Republican presidential nominee Donald Trump's plan to help families cope with child care costs has the potential to trim household bills, but low-income workers are unlikely to realize the full benefits, and some people could be discouraged from joining the labor force.

Trump's proposed child care savings accounts, which he outlined Tuesday in a speech in Aston, Pa., would be tough for poor Americans to take advantage of because they could have difficulty coming up with the tax-deductible contributions.

Stay-at-home parents would receive the same tax deduction as working parents, the campaign said Tuesday, a policy that raises questions about the incentives to join the labor force.

That would leave the plan's effect on the broader economy mixed, with Trump also proposing to alleviate child care costs through tax deductions and rebates, and a mandated six weeks of paid maternity leave. While varying widely by state, child care bills outpace rent and tuition in most of the country.

"If you're low income, it's not like you can float $1,200 until you reach the tax refund," said Michael Madowitz, an economist who has studied child care cost issues at the Washington-based Center for American Progress. Still, the initial details of the plan are "a good effort," he said.

Trump's campaign said that lower-income parents would benefit from a government match of the first $1,000 deposited per year, as well as child care spending rebates through the existing earned income tax credit.

"It's pro-family, it's pro-child, it's pro-worker," Trump said. "These are the people we have to take care of."

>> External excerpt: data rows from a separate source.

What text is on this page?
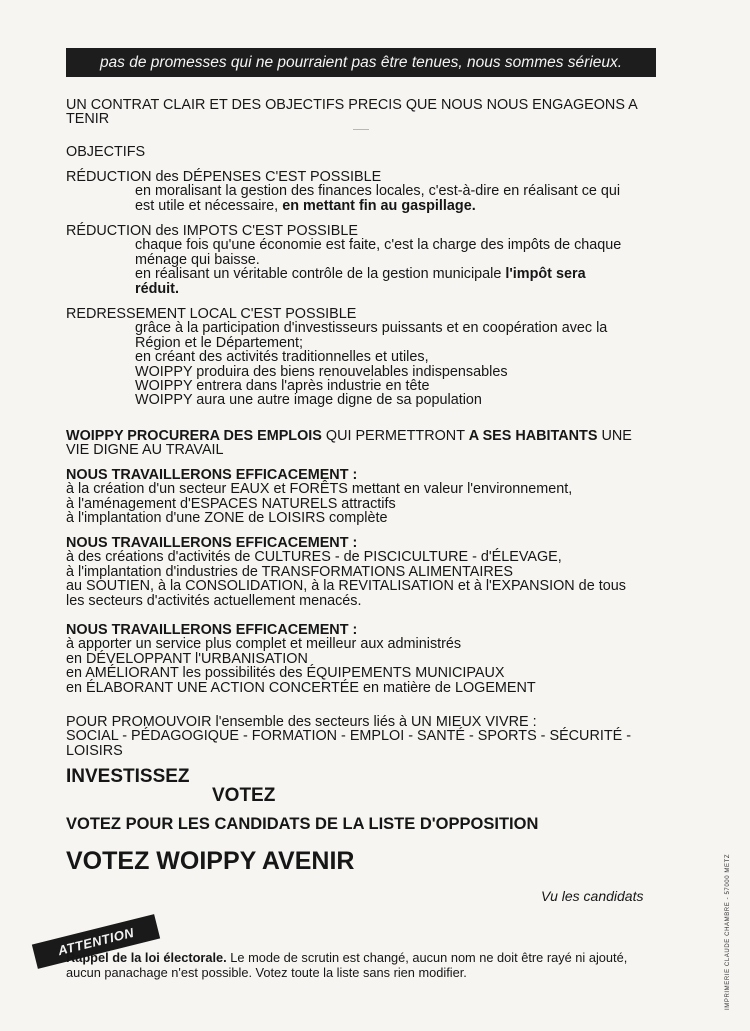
pas de promesses qui ne pourraient pas être tenues, nous sommes sérieux.
UN CONTRAT CLAIR ET DES OBJECTIFS PRECIS QUE NOUS NOUS ENGAGEONS A
TENIR
OBJECTIFS
RÉDUCTION des DÉPENSES C'EST POSSIBLE
en moralisant la gestion des finances locales, c'est-à-dire en réalisant ce qui
est utile et nécessaire, en mettant fin au gaspillage.
RÉDUCTION des IMPOTS C'EST POSSIBLE
chaque fois qu'une économie est faite, c'est la charge des impôts de chaque
ménage qui baisse.
en réalisant un véritable contrôle de la gestion municipale l'impôt sera
réduit.
REDRESSEMENT LOCAL C'EST POSSIBLE
grâce à la participation d'investisseurs puissants et en coopération avec la
Région et le Département;
en créant des activités traditionnelles et utiles,
WOIPPY produira des biens renouvelables indispensables
WOIPPY entrera dans l'après industrie en tête
WOIPPY aura une autre image digne de sa population
WOIPPY PROCURERA DES EMPLOIS QUI PERMETTRONT A SES HABITANTS UNE
VIE DIGNE AU TRAVAIL
NOUS TRAVAILLERONS EFFICACEMENT :
à la création d'un secteur EAUX et FORÊTS mettant en valeur l'environnement,
à l'aménagement d'ESPACES NATURELS attractifs
à l'implantation d'une ZONE de LOISIRS complète
NOUS TRAVAILLERONS EFFICACEMENT :
à des créations d'activités de CULTURES - de PISCICULTURE - d'ÉLEVAGE,
à l'implantation d'industries de TRANSFORMATIONS ALIMENTAIRES
au SOUTIEN, à la CONSOLIDATION, à la REVITALISATION et à l'EXPANSION de tous
les secteurs d'activités actuellement menacés.
NOUS TRAVAILLERONS EFFICACEMENT :
à apporter un service plus complet et meilleur aux administrés
en DÉVELOPPANT l'URBANISATION
en AMÉLIORANT les possibilités des ÉQUIPEMENTS MUNICIPAUX
en ÉLABORANT UNE ACTION CONCERTÉE en matière de LOGEMENT
POUR PROMOUVOIR l'ensemble des secteurs liés à UN MIEUX VIVRE :
SOCIAL - PÉDAGOGIQUE - FORMATION - EMPLOI - SANTÉ - SPORTS - SÉCURITÉ -
LOISIRS
INVESTISSEZ
VOTEZ
VOTEZ POUR LES CANDIDATS DE LA LISTE D'OPPOSITION
VOTEZ WOIPPY AVENIR
Vu les candidats
ATTENTION
Rappel de la loi électorale. Le mode de scrutin est changé, aucun nom ne doit être rayé ni ajouté,
aucun panachage n'est possible. Votez toute la liste sans rien modifier.	IMPRIMERIE CLAUDE CHAMBRE - 57000 METZ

Clinton has offered her own plans to alleviate child care costs, including an expansion of the child tax credit and a subsidy for prekindergarten for all 4-year-olds. She has pledged to limit the costs of care to no more than 10 percent of household income, but has offered few details about how to guarantee that.

Aparna Mathur, a resident scholar at the conservative-leaning American Enterprise Institute in Washington, also found reasons to cheer Trump's elevation of the issue while raising questions about how his plan would work. "I like the fact that there is a Republican candidate talking about paid leave," she said.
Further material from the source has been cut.